Tra promesse elettorali non mantenute e successi in politica estera, restano due vuoti: la situazione economica interna, che non è delle più brillanti, e la qualità dei collaboratori della Meloni.

Paradossalmente, la situazione economica è la meno grave, perché dipende da molti fattori esterni e da ultimo dalle tariffe doganali che sua maestà Trump vorrebbe applicare all’Europa. Altra considerazione è che le risorse sono scarse, la coperta è troppo corta e chi ne soffre sono le estremità, e cioè i disagiati che sono troppi.

Con buona pace dell’opposizione, che si troverebbe a fare le stesse cose se fosse al governo, la socialità incontra un limite oggettivo, se ci sono o non ci sono i quattrini. Non ci sono e le cose vanno come vanno, alquanto male. Con l’energia più cara d’Europa abbiamo i salari più bassi d’Europa e la produttività è anche la più bassa. Non c’è un collegamento fra i due fenomeni, ma ambedue incombono sul sistema delle imprese. Inutile: si raccoglie quello che s’è seminato nel tempo.

Più grave mi sembra, al momento, il tema della qualità del Governo, messo alla prova dopo più di due anni di gestione della cosa pubblica. Qualità bassa, mediocre e squilibrata rispetto all’avventurismo onorevole e fortunato della Meloni sul piano delle relazioni internazionali.

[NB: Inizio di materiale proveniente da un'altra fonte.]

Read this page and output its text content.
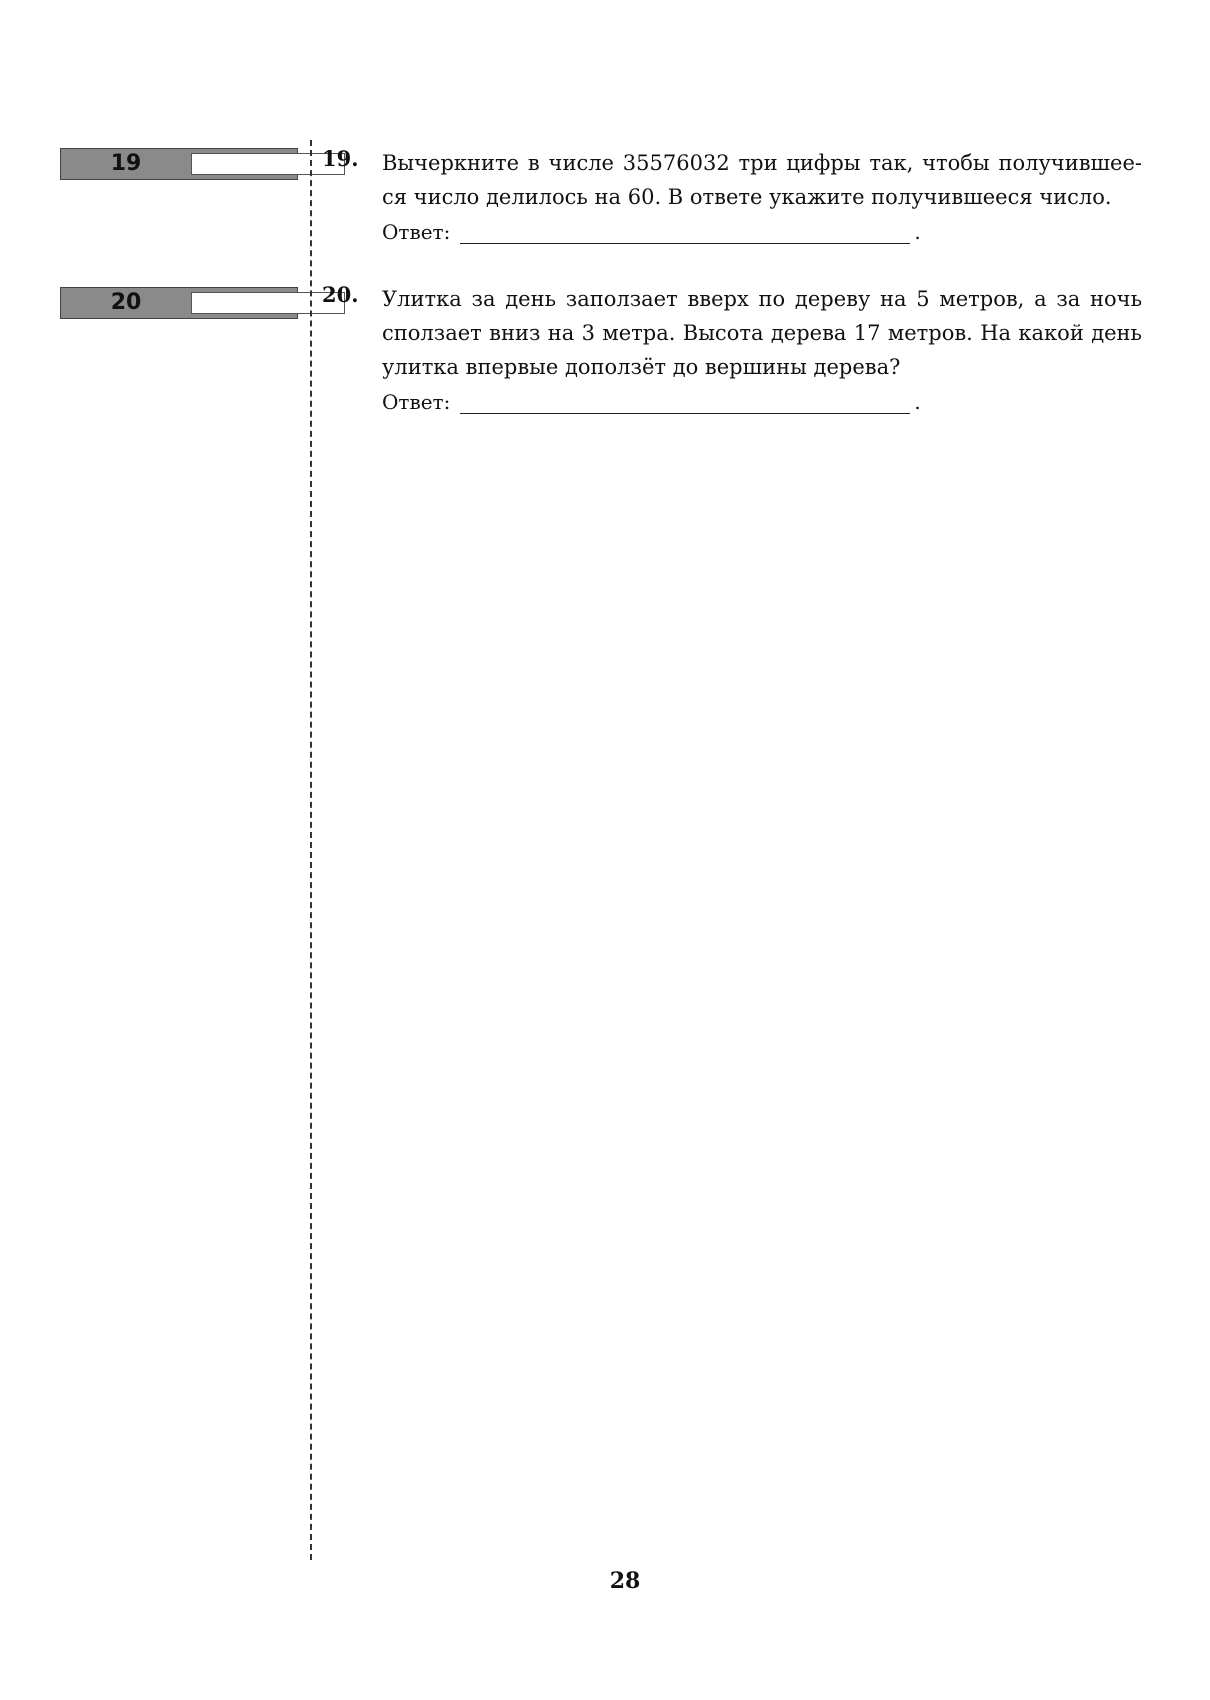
19
20
19. Вычеркните в числе 35576032 три цифры так, чтобы получившее-ся число делилось на 60. В ответе укажите получившееся число.

Ответ:	.
20. Улитка за день заползает вверх по дереву на 5 метров, а за ночь сползает вниз на 3 метра. Высота дерева 17 метров. На какой день улитка впервые доползёт до вершины дерева?

Ответ:	.
28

Il caso della Santanché è evidente. Poiché, prima di tutto, c’interessa il Paese (o, come dice la Meloni) la Nazione, le avventure fiscali e giudiziarie della Santanché, se non fosse un Ministro, non interesserebbero nessuno. Purtroppo si tratta di un Ministro di un governo che della moralità ha fatto una bandiera. Anche se nessuno è colpevole fino al giudizio finale della Cassazione, è pur vero che tra pettegolezzi, insinuazioni, inchieste e lazzi, nessuno crede che l’uscita della Santanché dal Ministero sarebbe una jattura per la nostra economia turistica e non lo sarebbe neppure per il governo.

Che la Meloni tolleri una situazione di disagio morale e d’inopportunità politica, proprio lei che dice ai quattro venti di non essere ricattabile, è incomprensibile.

Comunque, la questione Santanché è minore rispetto all’altra dell’evidente conflittualità con la magistratura.

In via di principio, chi è contro la magistratura è sempre un po’ sospetto. Io non ho paura dei giudici ma dei loro ghiribizzi spesso imprevedibili. Il conflitto c’è, ed è molto serio. 

La questione della separazione delle carriere sembra disturbare molto i magistrati. Ma qui si tratta di una decisione di governo sancita dal Parlamento. Che in via di principio la magistratura si opponga ad ogni tentativo di riforma non è buona cosa. Fa pensare ad una casta chiusa nei suoi privilegi e questo non va bene.

Sulla storia dell’Albania e del rientro in patria di un terrorista libico, però, ci sono alcune cose da dire.

Personalmente non ho mai capito la necessità e l’importanza “strategica” di trasferire in Albania certi immigrati. Che siano sul suolo patrio o altrove, sotto responsabilità italiana, mi sembra indifferente. Questo trattamento speciale potevamo farlo a casa nostra senza spendere quello che sì è speso. Ma questo non è importante. È importante, invece il vaudeville marinaro per cui un giorno li portiamo in Albania e il giorno dopo, per decisione della Magistratura, li riportiamo in Italia. Queste mini crociere forzate sono ridicole e di ridicolo si ricopre il governo.

Altrettanto ridicola è la pretesa della Magistratura di voler decidere quali siano i Paesi sicuri e quelli insicuri. Tra l’altro, si aspetta una pronuncia della Corte europea. Il buon senso direbbe che sarebbe opportuno conoscerla prima e agire dopo di conseguenza.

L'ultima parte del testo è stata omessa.